Some time ago, I chatted to an eighteen-year-old student about her project on depression. Having heard about Moodscope, she'd asked if we could meet, and after hearing about my experience with the mental health system she was, to use the vernacular, gob-smacked to learn that I'd been seen by two different psychiatrists at the beginning and end of a three month period during which I'd been asked to keep some sort of record of my mood.

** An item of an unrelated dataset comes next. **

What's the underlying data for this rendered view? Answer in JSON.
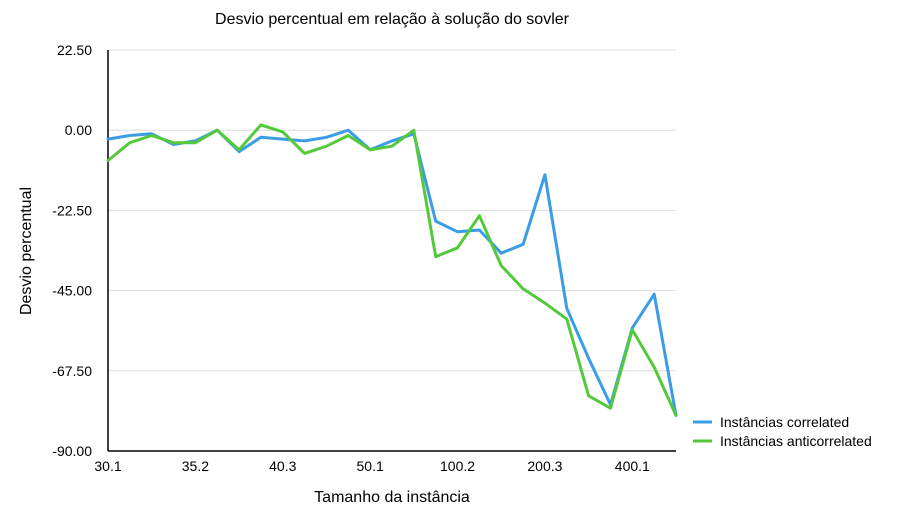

At times you need to see a story through someone else's eyes in order to properly realise its meaning. This intelligent young woman immediately recognised that two different psychiatrists means two fairly subjective evaluations. How could the second one have known whether there'd been a difference in me since my appointment with the first? He couldn't. Now, you might not be a psychiatrist yourself (and if you are, you've been keeping that one quiet) but I'm sure you have a natural instinct to pick up on small signals when you come across friends you've not seen for a while. I bet you know pretty quickly, often within seconds, if something's not quite right – or alternatively that they're better than they were the last time you met.
Please trust those instincts. If someone looks and sounds flat, they're almost certainly low. It could be a temporary thing of course, but it's sensible to take note of the warning signs. Also, if you're fortunate enough to have a friend who's sufficiently honest to tell you that you're not looking yourself, doesn't it also make sense to treat this as helpful intelligence, rather than damaging criticism? Sometimes others see things which we cannot.